In the same esteemed publication, Elliot Kaufman writes that the purpose of the Gaza Strip was to keep Palestinians as perpetual refugees waging a forever war with Israel and that the Trump plan would free them from the Gaza Strip.
President Trump is also moving on the conservative dream of abolishing the Carter-era Department of Education. In the meantime, USA TODAY’s Ingrid Jaques takes note of President Trump’s executive order supporting more control by the states and parents:
The bottom line is that the current system of educating America’s kids isn’t working, and Trump is smart to think outside the box and encourage states to break free of the stranglehold that unions have on government-run schools.
Randi Weingarten, the president of the American Federation of Teachers and one of the biggest backers of sticking with the status quo, has called Trump’s order an “attack” on public education. She also seems to counterintuitively believe that giving families more school choice will limit their choices.

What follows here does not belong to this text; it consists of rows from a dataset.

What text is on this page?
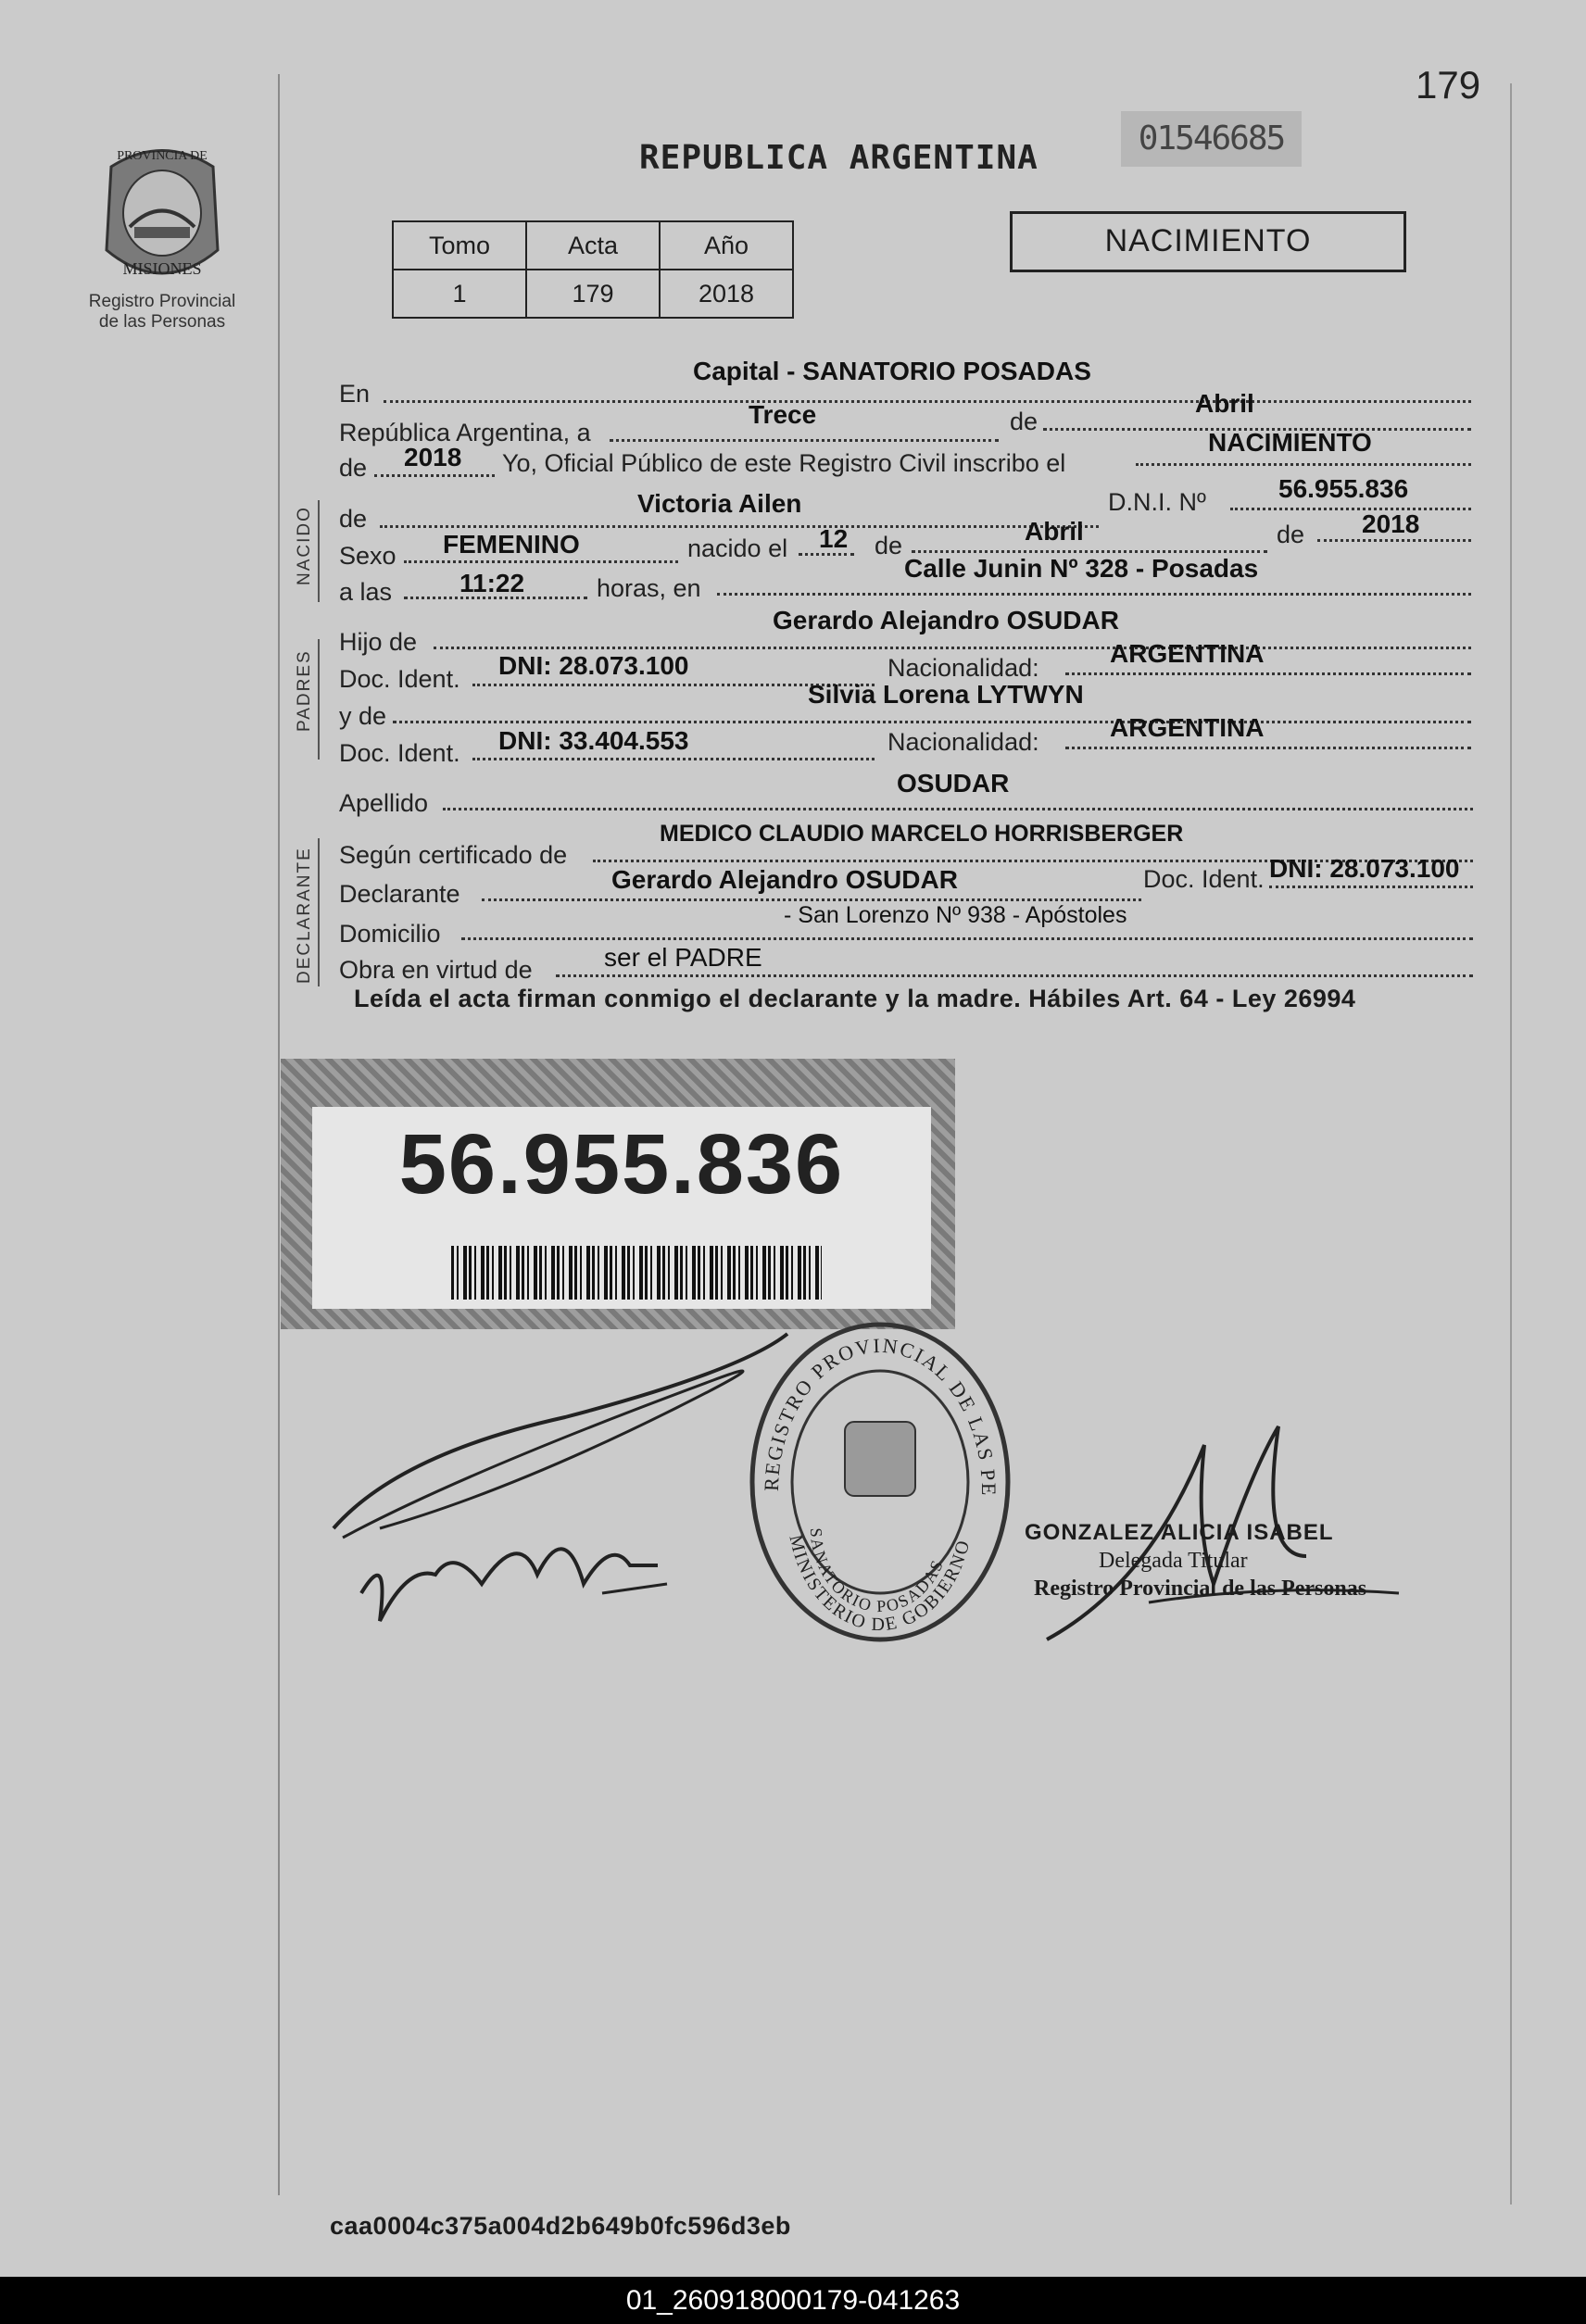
179
PROVINCIA DE
MISIONES
Registro Provincial
de las Personas
REPUBLICA ARGENTINA
01546685
Tomo	Acta	Año
1	179	2018
NACIMIENTO
NACIDO
PADRES
DECLARANTE
En
Capital - SANATORIO POSADAS
República Argentina, a
Trece	de
Abril
de 2018 Yo, Oficial Público de este Registro Civil inscribo el
NACIMIENTO
de
Victoria Ailen	D.N.I. Nº	56.955.836
Sexo FEMENINO	nacido el 12 de	Abril	de 2018
a las	11:22	horas, en
Calle Junin Nº 328 - Posadas
Hijo de
Gerardo Alejandro OSUDAR
Doc. Ident. DNI: 28.073.100	Nacionalidad:	ARGENTINA
y de
Silvia Lorena LYTWYN
Doc. Ident. DNI: 33.404.553	Nacionalidad:	ARGENTINA
Apellido
OSUDAR
Según certificado de
MEDICO CLAUDIO MARCELO HORRISBERGER
Declarante	Gerardo Alejandro OSUDAR	Doc. Ident. DNI: 28.073.100
Domicilio
- San Lorenzo Nº 938 - Apóstoles
Obra en virtud de	ser el PADRE
Leída el acta firman conmigo el declarante y la madre. Hábiles Art. 64 - Ley 26994
56.955.836
REGISTRO PROVINCIAL DE LAS PE
SANATORIO POSADAS
MINISTERIO DE GOBIERNO
GONZALEZ ALICIA ISABEL
Delegada Titular
Registro Provincial de las Personas
caa0004c375a004d2b649b0fc596d3eb
01_260918000179-041263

That doesn’t make a lot of sense.
I think it has a lot more to do with Weingarten fearing her empire of union dues – and the political power that comes with them to elect Democrats – may be at risk.
Even in the Reagan and two Bush administrations, conservatives in the capital were strangers in a strange land. We always were outsiders. I think that is changing for the first time since I have lived here. An Englishman visits the new Washington, including the new conservative hangout Butterworth’s, and finds that young conservatives are taking over the culture:
For the New Right, it’s their America now. Two weeks in, house parties are serving hors d’oeuvres with mini Trump flags. One party I went to last Saturday on Embassy Row had MAGA hats on the fireplace as you entered, in all different colour combinations. A whole range of people were there, from right-wing intellectuals to New York Times journalists to book publishers looking for the next crop of nonfiction hits.